The legendary origin of chess in Strobeck maintains that in 1011 A.D.,
Henry the Second of Germany decreed that the Wendish Count of Gungelin be
delivered to the Bishop of Strobeck, to be kept in solitary confinement.
The captive spent his long hours playing chess by himself, using a chalked-
out board on the dungeon floor and chessmen carved from wood. The Strobeck
peasants who guarded his door became interested in his mysterious game,
learned it, and passed it on to their friends and relatives. This legend
is perpetuated in the town's chess-inspired paper money. During World War I
the city printed a bill showing Bismarck as the world chess master. Every
year a tournament is held at the school, and a chess festival engulfs the
small city of 1,400 with parades, banners, and a living chess game. When a
Strobeck girl marries outside the community, she must play a chess game with
the chief magistrate to prove that she carries with her the knowledge and
traditions of Strobeck.
"Chess: The Bloodless War." Stocker, Joseph. American Legion (Sept 1982),
P. 14-15, 26.
Anecdotes which lend credence to the maxim that you don't have to be
nutty to play chess, but it helps. Noteworthy memory feats as well. Victor
Korchnoi refused to drive a car, because he was afraid somebody would
arrange an accident and kill him.
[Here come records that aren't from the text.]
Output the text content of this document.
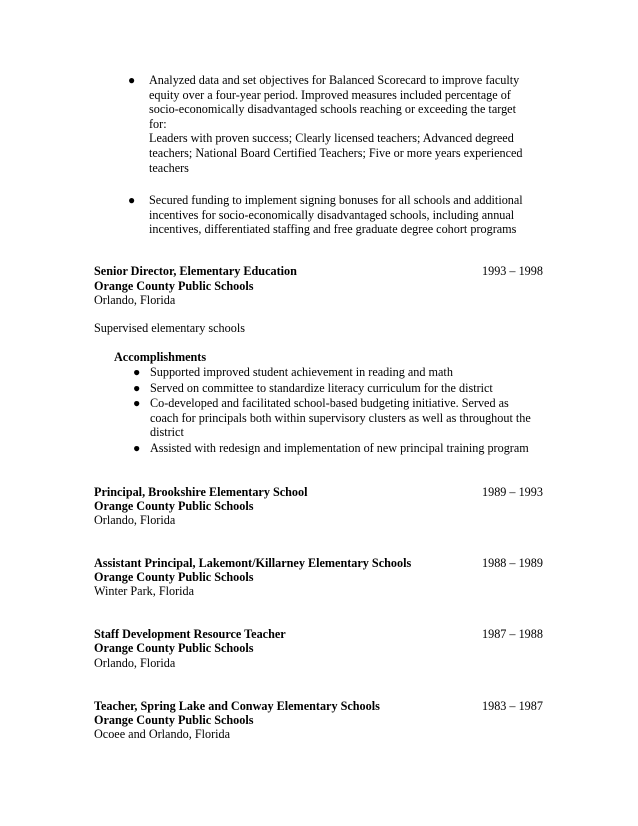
● Analyzed data and set objectives for Balanced Scorecard to improve faculty
equity over a four-year period. Improved measures included percentage of
socio-economically disadvantaged schools reaching or exceeding the target
for:
Leaders with proven success; Clearly licensed teachers; Advanced degreed
teachers; National Board Certified Teachers; Five or more years experienced
teachers
● Secured funding to implement signing bonuses for all schools and additional
incentives for socio-economically disadvantaged schools, including annual
incentives, differentiated staffing and free graduate degree cohort programs
Senior Director, Elementary Education	1993 – 1998
Orange County Public Schools
Orlando, Florida
Supervised elementary schools
Accomplishments
● Supported improved student achievement in reading and math
● Served on committee to standardize literacy curriculum for the district
● Co-developed and facilitated school-based budgeting initiative. Served as
coach for principals both within supervisory clusters as well as throughout the
district
● Assisted with redesign and implementation of new principal training program
Principal, Brookshire Elementary School	1989 – 1993
Orange County Public Schools
Orlando, Florida
Assistant Principal, Lakemont/Killarney Elementary Schools	1988 – 1989
Orange County Public Schools
Winter Park, Florida
Staff Development Resource Teacher	1987 – 1988
Orange County Public Schools
Orlando, Florida
Teacher, Spring Lake and Conway Elementary Schools	1983 – 1987
Orange County Public Schools
Ocoee and Orlando, Florida
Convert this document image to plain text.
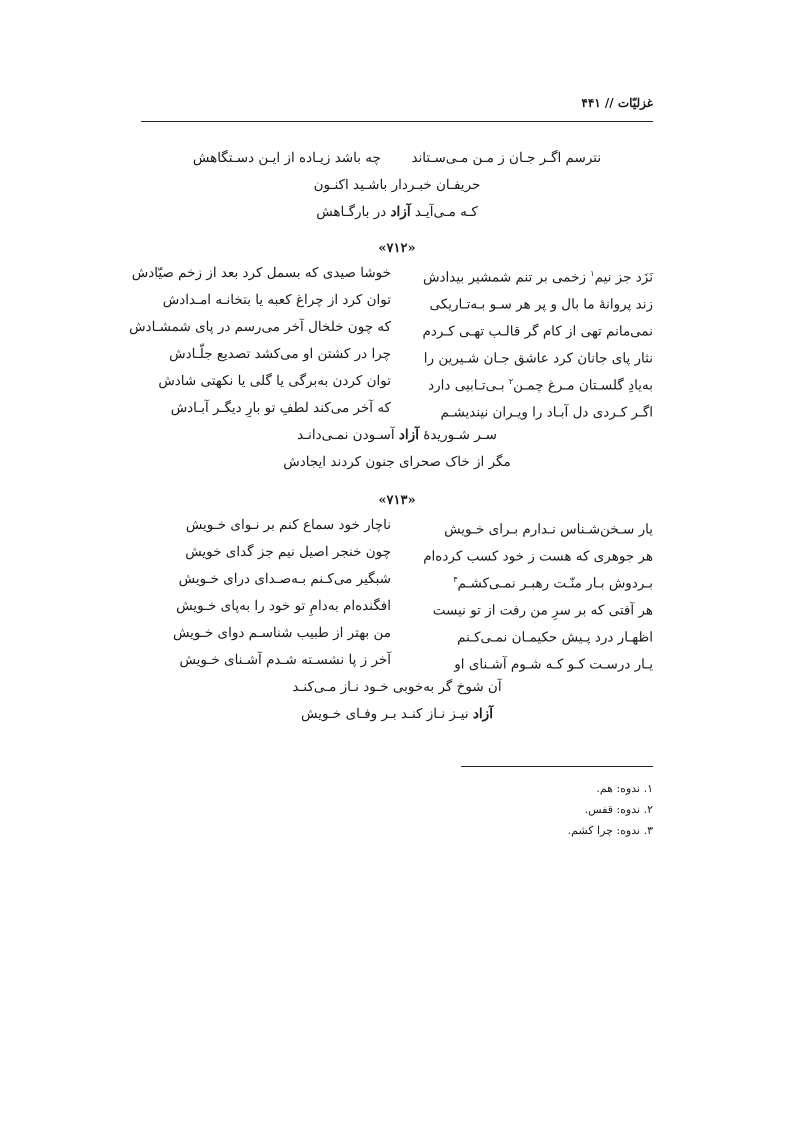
غزلیّات // ۴۴۱
نترسم اگـر جـان ز مـن مـی‌سـتاند  چه باشد زیـاده از ایـن دسـتگاهش
حریفـان خبـردار باشـید اکنـون
کـه مـی‌آیـد آزاد در بارگـاهش
«۷۱۲»
نَزَد جز نیم$^۱$ زخمی بر تنم شمشیر بیدادش
خوشا صیدی که بسمل کرد بعد از زخم صیّادش
زند پروانهٔ ما بال و پر هر سـو بـه‌تـاریکی
توان کرد از چراغ کعبه یا بتخانـه امـدادش
نمی‌مانم تهی از کام گر قالـب تهـی کـردم
که چون خلخال آخر می‌رسم در پای شمشـادش
نثار پای جانان کرد عاشق جـان شـیرین را
چرا در کشتن او می‌کشد تصدیع جلّـادش
به‌یادِ گلسـتان مـرغ چمـن$^۲$ بـی‌تـابیی دارد
توان کردن به‌برگی یا گلی یا نکهتی شادش
اگـر کـردی دل آبـاد را ویـران نیندیشـم
که آخر می‌کند لطفِ تو بارِ دیگـر آبـادش
سـر شـوریدهٔ آزاد آسـودن نمـی‌دانـد
مگر از خاک صحرای جنون کردند ایجادش
«۷۱۳»
یار سـخن‌شـناس نـدارم بـرای خـویش
ناچار خود سماع کنم بر نـوای خـویش
هر جوهری که هست ز خود کسب کرده‌ام
چون خنجر اصیل نیم جز گدای خویش
بـردوش بـار منّـت رهبـر نمـی‌کشـم$^۳$
شبگیر می‌کـنم بـه‌صـدای درای خـویش
هر آفتی که بر سرِ من رفت از تو نیست
افگنده‌ام به‌دامِ تو خود را به‌پای خـویش
اظهـار درد پـیش حکیمـان نمـی‌کـنم
من بهتر از طبیب شناسـم دوای خـویش
یـار درسـت کـو کـه شـوم آشـنای او
آخر ز پا نشسـته شـدم آشـنای خـویش
آن شوخ گر به‌خوبی خـود نـاز مـی‌کنـد
آزاد نیـز نـاز کنـد بـر وفـای خـویش
۱. ندوه: هم.
۲. ندوه: قفس.
۳. ندوه: چرا کشم.
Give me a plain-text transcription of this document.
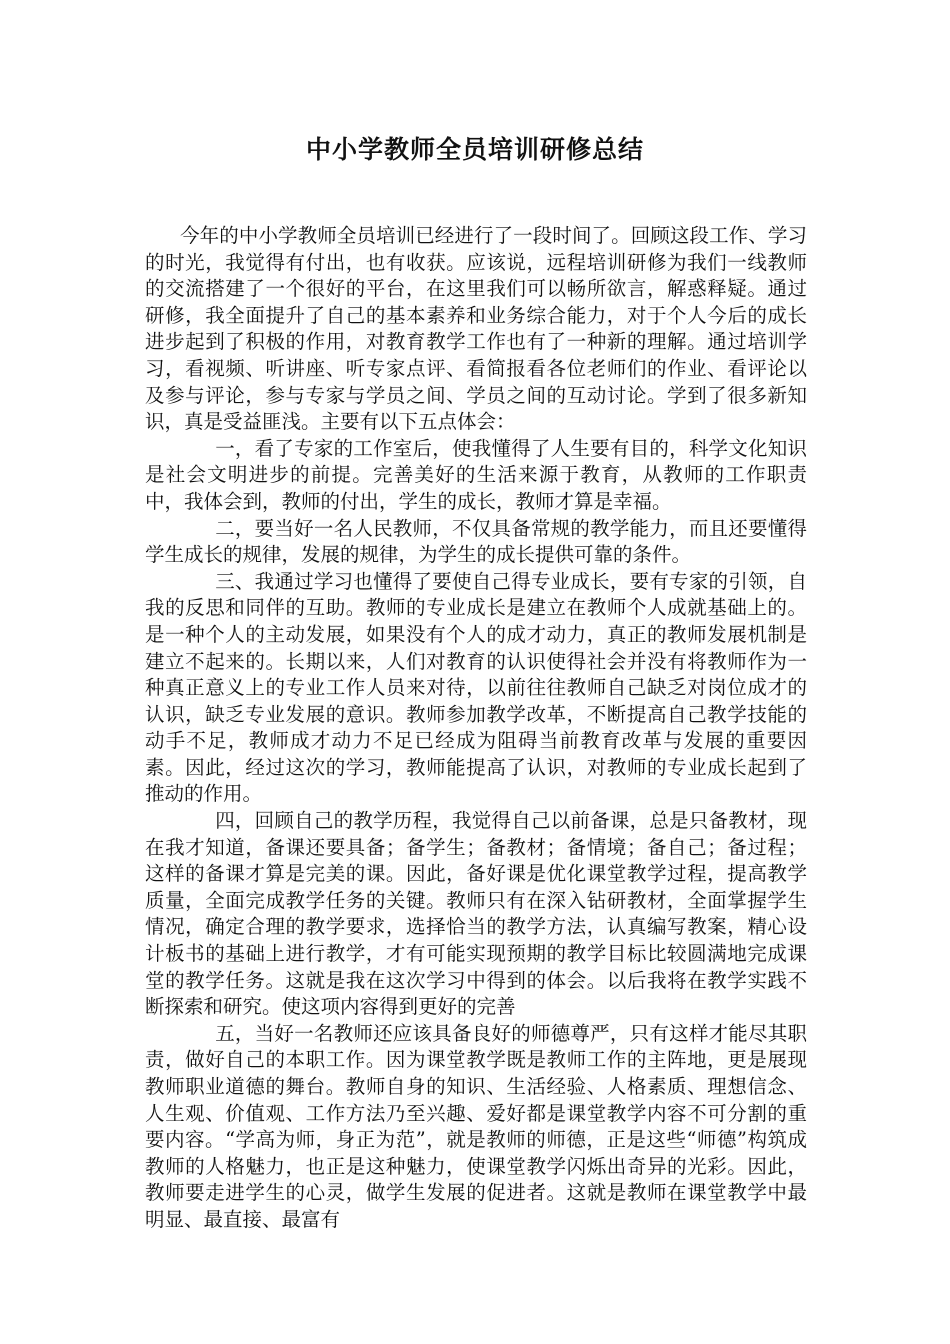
中小学教师全员培训研修总结

今年的中小学教师全员培训已经进行了一段时间了。回顾这段工作、学习的时光，我觉得有付出，也有收获。应该说，远程培训研修为我们一线教师的交流搭建了一个很好的平台，在这里我们可以畅所欲言，解惑释疑。通过研修，我全面提升了自己的基本素养和业务综合能力，对于个人今后的成长进步起到了积极的作用，对教育教学工作也有了一种新的理解。通过培训学习，看视频、听讲座、听专家点评、看简报看各位老师们的作业、看评论以及参与评论，参与专家与学员之间、学员之间的互动讨论。学到了很多新知识，真是受益匪浅。主要有以下五点体会：

一，看了专家的工作室后，使我懂得了人生要有目的，科学文化知识是社会文明进步的前提。完善美好的生活来源于教育，从教师的工作职责中，我体会到，教师的付出，学生的成长，教师才算是幸福。

二，要当好一名人民教师，不仅具备常规的教学能力，而且还要懂得学生成长的规律，发展的规律，为学生的成长提供可靠的条件。

三、我通过学习也懂得了要使自己得专业成长，要有专家的引领，自我的反思和同伴的互助。教师的专业成长是建立在教师个人成就基础上的。是一种个人的主动发展，如果没有个人的成才动力，真正的教师发展机制是建立不起来的。长期以来，人们对教育的认识使得社会并没有将教师作为一种真正意义上的专业工作人员来对待，以前往往教师自己缺乏对岗位成才的认识，缺乏专业发展的意识。教师参加教学改革，不断提高自己教学技能的动手不足，教师成才动力不足已经成为阻碍当前教育改革与发展的重要因素。因此，经过这次的学习，教师能提高了认识，对教师的专业成长起到了推动的作用。

四，回顾自己的教学历程，我觉得自己以前备课，总是只备教材，现在我才知道，备课还要具备；备学生；备教材；备情境；备自己；备过程；这样的备课才算是完美的课。因此，备好课是优化课堂教学过程，提高教学质量，全面完成教学任务的关键。教师只有在深入钻研教材，全面掌握学生情况，确定合理的教学要求，选择恰当的教学方法，认真编写教案，精心设计板书的基础上进行教学，才有可能实现预期的教学目标比较圆满地完成课堂的教学任务。这就是我在这次学习中得到的体会。以后我将在教学实践不断探索和研究。使这项内容得到更好的完善

五，当好一名教师还应该具备良好的师德尊严，只有这样才能尽其职责，做好自己的本职工作。因为课堂教学既是教师工作的主阵地，更是展现教师职业道德的舞台。教师自身的知识、生活经验、人格素质、理想信念、人生观、价值观、工作方法乃至兴趣、爱好都是课堂教学内容不可分割的重要内容。“学高为师，身正为范”，就是教师的师德，正是这些“师德”构筑成教师的人格魅力，也正是这种魅力，使课堂教学闪烁出奇异的光彩。因此，教师要走进学生的心灵，做学生发展的促进者。这就是教师在课堂教学中最明显、最直接、最富有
Wilhelm Steinitz once spat on an opponent,
who then knocked him through a window. Frank Marshall played 155 games
simultaneously, winning 126, losing 8, and drawing 21. When he returned to
New York a week later, he was able to replay 153 of the games from memory.
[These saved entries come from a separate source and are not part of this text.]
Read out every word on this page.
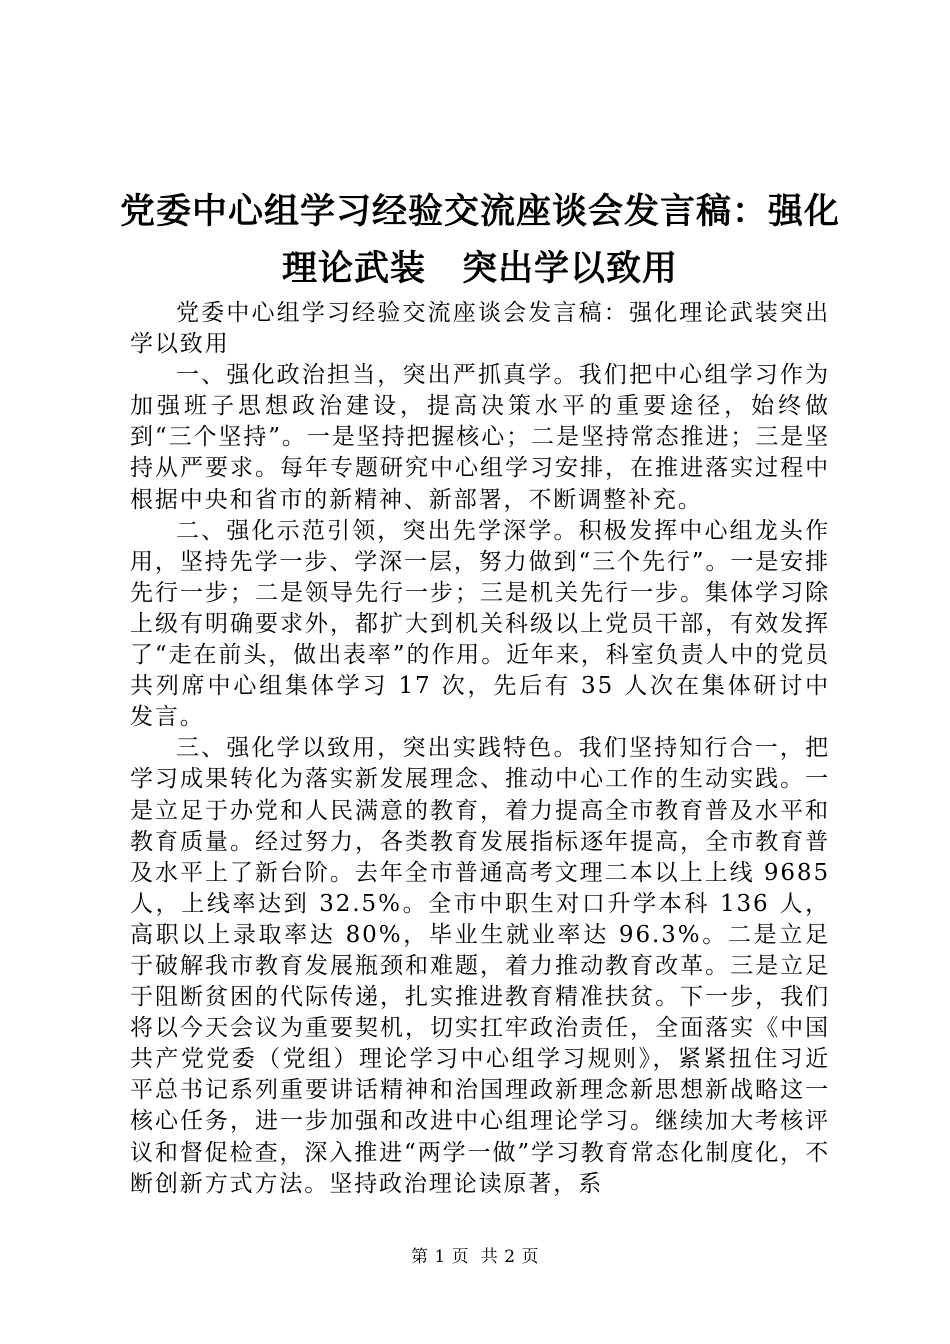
党委中心组学习经验交流座谈会发言稿：强化
理论武装　突出学以致用

党委中心组学习经验交流座谈会发言稿：强化理论武装突出学以致用

一、强化政治担当，突出严抓真学。我们把中心组学习作为加强班子思想政治建设，提高决策水平的重要途径，始终做到“三个坚持”。一是坚持把握核心；二是坚持常态推进；三是坚持从严要求。每年专题研究中心组学习安排，在推进落实过程中根据中央和省市的新精神、新部署，不断调整补充。

二、强化示范引领，突出先学深学。积极发挥中心组龙头作用，坚持先学一步、学深一层，努力做到“三个先行”。一是安排先行一步；二是领导先行一步；三是机关先行一步。集体学习除上级有明确要求外，都扩大到机关科级以上党员干部，有效发挥了“走在前头，做出表率”的作用。近年来，科室负责人中的党员共列席中心组集体学习 17 次，先后有 35 人次在集体研讨中发言。

三、强化学以致用，突出实践特色。我们坚持知行合一，把学习成果转化为落实新发展理念、推动中心工作的生动实践。一是立足于办党和人民满意的教育，着力提高全市教育普及水平和教育质量。经过努力，各类教育发展指标逐年提高，全市教育普及水平上了新台阶。去年全市普通高考文理二本以上上线 9685 人，上线率达到 32.5%。全市中职生对口升学本科 136 人，高职以上录取率达 80%，毕业生就业率达 96.3%。二是立足于破解我市教育发展瓶颈和难题，着力推动教育改革。三是立足于阻断贫困的代际传递，扎实推进教育精准扶贫。下一步，我们将以今天会议为重要契机，切实扛牢政治责任，全面落实《中国共产党党委（党组）理论学习中心组学习规则》，紧紧扭住习近平总书记系列重要讲话精神和治国理政新理念新思想新战略这一核心任务，进一步加强和改进中心组理论学习。继续加大考核评议和督促检查，深入推进“两学一做”学习教育常态化制度化，不断创新方式方法。坚持政治理论读原著，系

第 1 页  共 2 页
What bothered him was forgetting the other 2. He thought he was losing his
grip. Most experts say memory is more important in chess than intelligence.
Dr. Henry Davidson, a New Jersey psychiatrist and chess player, concluded
that a blockhead could do well at the game, but "he usually doesn't."
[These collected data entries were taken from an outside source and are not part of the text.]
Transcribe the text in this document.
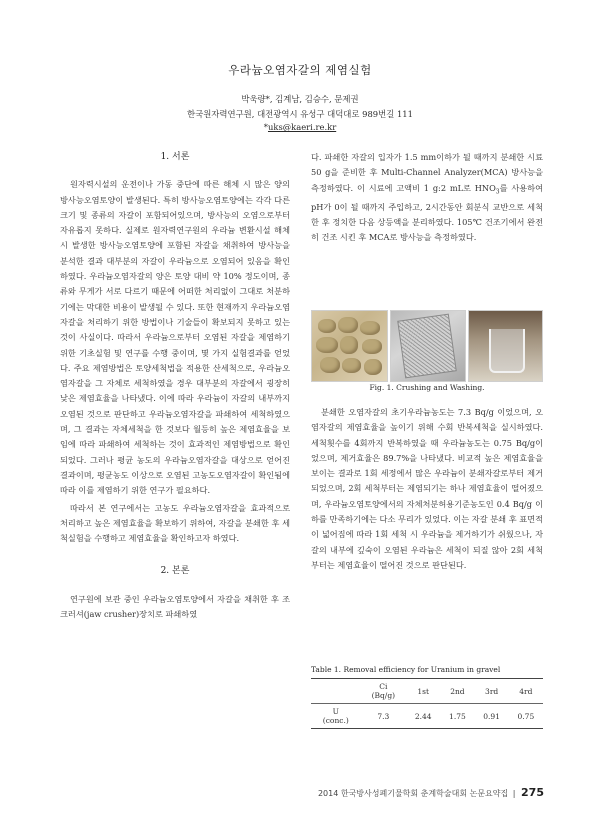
우라늄오염자갈의 제염실험
박욱량*, 김계남, 김승수, 문제권
한국원자력연구원, 대전광역시 유성구 대덕대로 989번길 111
*uks@kaeri.re.kr
1. 서론

원자력시설의 운전이나 가동 중단에 따른 해체 시 많은 양의 방사능오염토양이 발생된다. 특히 방사능오염토양에는 각각 다른 크기 및 종류의 자갈이 포함되어있으며, 방사능의 오염으로부터 자유롭지 못하다. 실제로 원자력연구원의 우라늄 변환시설 해체 시 발생한 방사능오염토양에 포함된 자갈을 채취하여 방사능을 분석한 결과 대부분의 자갈이 우라늄으로 오염되어 있음을 확인하였다. 우라늄오염자갈의 양은 토양 대비 약 10% 정도이며, 종류와 무게가 서로 다르기 때문에 어떠한 처리없이 그대로 처분하기에는 막대한 비용이 발생될 수 있다. 또한 현재까지 우라늄오염자갈을 처리하기 위한 방법이나 기술들이 확보되지 못하고 있는 것이 사실이다. 따라서 우라늄으로부터 오염된 자갈을 제염하기위한 기초실험 및 연구를 수행 중이며, 몇 가지 실험결과를 얻었다. 주요 제염방법은 토양세척법을 적용한 산세척으로, 우라늄오염자갈을 그 자체로 세척하였을 경우 대부분의 자갈에서 굉장히 낮은 제염효율을 나타냈다. 이에 따라 우라늄이 자갈의 내부까지 오염된 것으로 판단하고 우라늄오염자갈을 파쇄하여 세척하였으며, 그 결과는 자체세척을 한 것보다 월등히 높은 제염효율을 보임에 따라 파쇄하여 세척하는 것이 효과적인 제염방법으로 확인되었다. 그러나 평균 농도의 우라늄오염자갈을 대상으로 얻어진 결과이며, 평균농도 이상으로 오염된 고농도오염자갈이 확인됨에 따라 이를 제염하기 위한 연구가 필요하다.

따라서 본 연구에서는 고농도 우라늄오염자갈을 효과적으로 처리하고 높은 제염효율을 확보하기 위하여, 자갈을 분쇄한 후 세척실험을 수행하고 제염효율을 확인하고자 하였다.

2. 본론

연구원에 보관 중인 우라늄오염토양에서 자갈을 채취한 후 조크러셔(jaw crusher)장치로 파쇄하였

다. 파쇄한 자갈의 입자가 1.5 mm이하가 될 때까지 분쇄한 시료 50 g을 준비한 후 Multi-Channel Analyzer(MCA) 방사능을 측정하였다. 이 시료에 고액비 1 g:2 mL로 $HNO_3$를 사용하여 pH가 0이 될 때까지 주입하고, 2시간동안 회분식 교반으로 세척 한 후 정치한 다음 상등액을 분리하였다. 105℃ 건조기에서 완전히 건조 시킨 후 MCA로 방사능을 측정하였다.

Fig. 1. Crushing and Washing.

분쇄한 오염자갈의 초기우라늄농도는 7.3 Bq/g 이었으며, 오염자갈의 제염효율을 높이기 위해 수회 반복세척을 실시하였다. 세척횟수를 4회까지 반복하였을 때 우라늄농도는 0.75 Bq/g이었으며, 제거효율은 89.7%을 나타냈다. 비교적 높은 제염효율을 보이는 결과로 1회 세정에서 많은 우라늄이 분쇄자갈로부터 제거되었으며, 2회 세척부터는 제염되기는 하나 제염효율이 떨어졌으며, 우라늄오염토양에서의 자체처분허용기준농도인 0.4 Bq/g 이하를 만족하기에는 다소 무리가 있었다. 이는 자갈 분쇄 후 표면적이 넓어짐에 따라 1회 세척 시 우라늄을 제거하기가 쉬웠으나, 자갈의 내부에 깊숙이 오염된 우라늄은 세척이 되질 않아 2회 세척부터는 제염효율이 떨어진 것으로 판단된다.

Table 1. Removal efficiency for Uranium in gravel

	Ci
(Bq/g)	1st	2nd	3rd	4rd

U
(conc.)	7.3	2.44	1.75	0.91	0.75
2014 한국방사성폐기물학회 춘계학술대회 논문요약집 | 275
Soviet chess stars enjoy fame and favors. When Mikhail Botvinnik became
world champion in 1948 and then attended a performance at the Bolshoi
Theatre in Moscow, the audience spotted him and rose in homage. Said Myron
Lieberman of the USCF, "With chess, it's one on one. There's no luck
involved. If you lose you can't blame the dice or the cards. It was you."
New York psychiatrist Dr. Ariel Mengarini said, "The beauty of chess is
that the rules are clear cut. If you win, no one can take away your victory.
In life, most of your wins are not clear cut."
"Nixon Gives a Chess Set and Clocks." New York Times (May 29, 1972), p. 2.
President Richard Nixon and his wife gave a porcelain chess set to the
people of the Soviet Union and specially designed clocks to its leaders.
The board was made of American walnut. The clock for Leonid Brezhnev was
set in petrified wood from Nixon's home state of California. A clock for
Aleksei Kosygin was set in green and salmon-colored granite from
Tennessee. The chess set design was inspired by a Medieval tapestry called
"9 Heroes" which was seen by the artist, Harry Burger, Jr., on a visit to
the Cloisters Museum in New York.
"Man Takes Cab Ride in His Own Stolen Car." San Francisco Chronicle
(Oct 15, 1990), p. A6.
A chess set was instrumental in a man retrieving his stolen car. Bogdan
Szetela was waiting for a bus in Philadelphia when he noticed a car drive
by that looked just like his own that had been stolen 11 days earlier. But
this car had a taxi light on top and "Crescent Cab Co." painted on the side.
Szetela hailed another cab and gave chase. Several blocks later he hopped out
of the cab and into the Crescent cab. He looked around and realized it was
his car, but with a different stereo, meter, radar detector, the works.
He told the cabbie to take him to South Street, which is frequently
patrolled by police. Spotting a police officer, "I lunged from the back
seat, put the car in park and grabbed the keys. I hopped out of the car and
told the cop, `That's my car!'" Police weren't convinced until he told them
he had left a chess set in the trunk before it was stolen. "They popped
the trunk, and sure enough." Checkmate.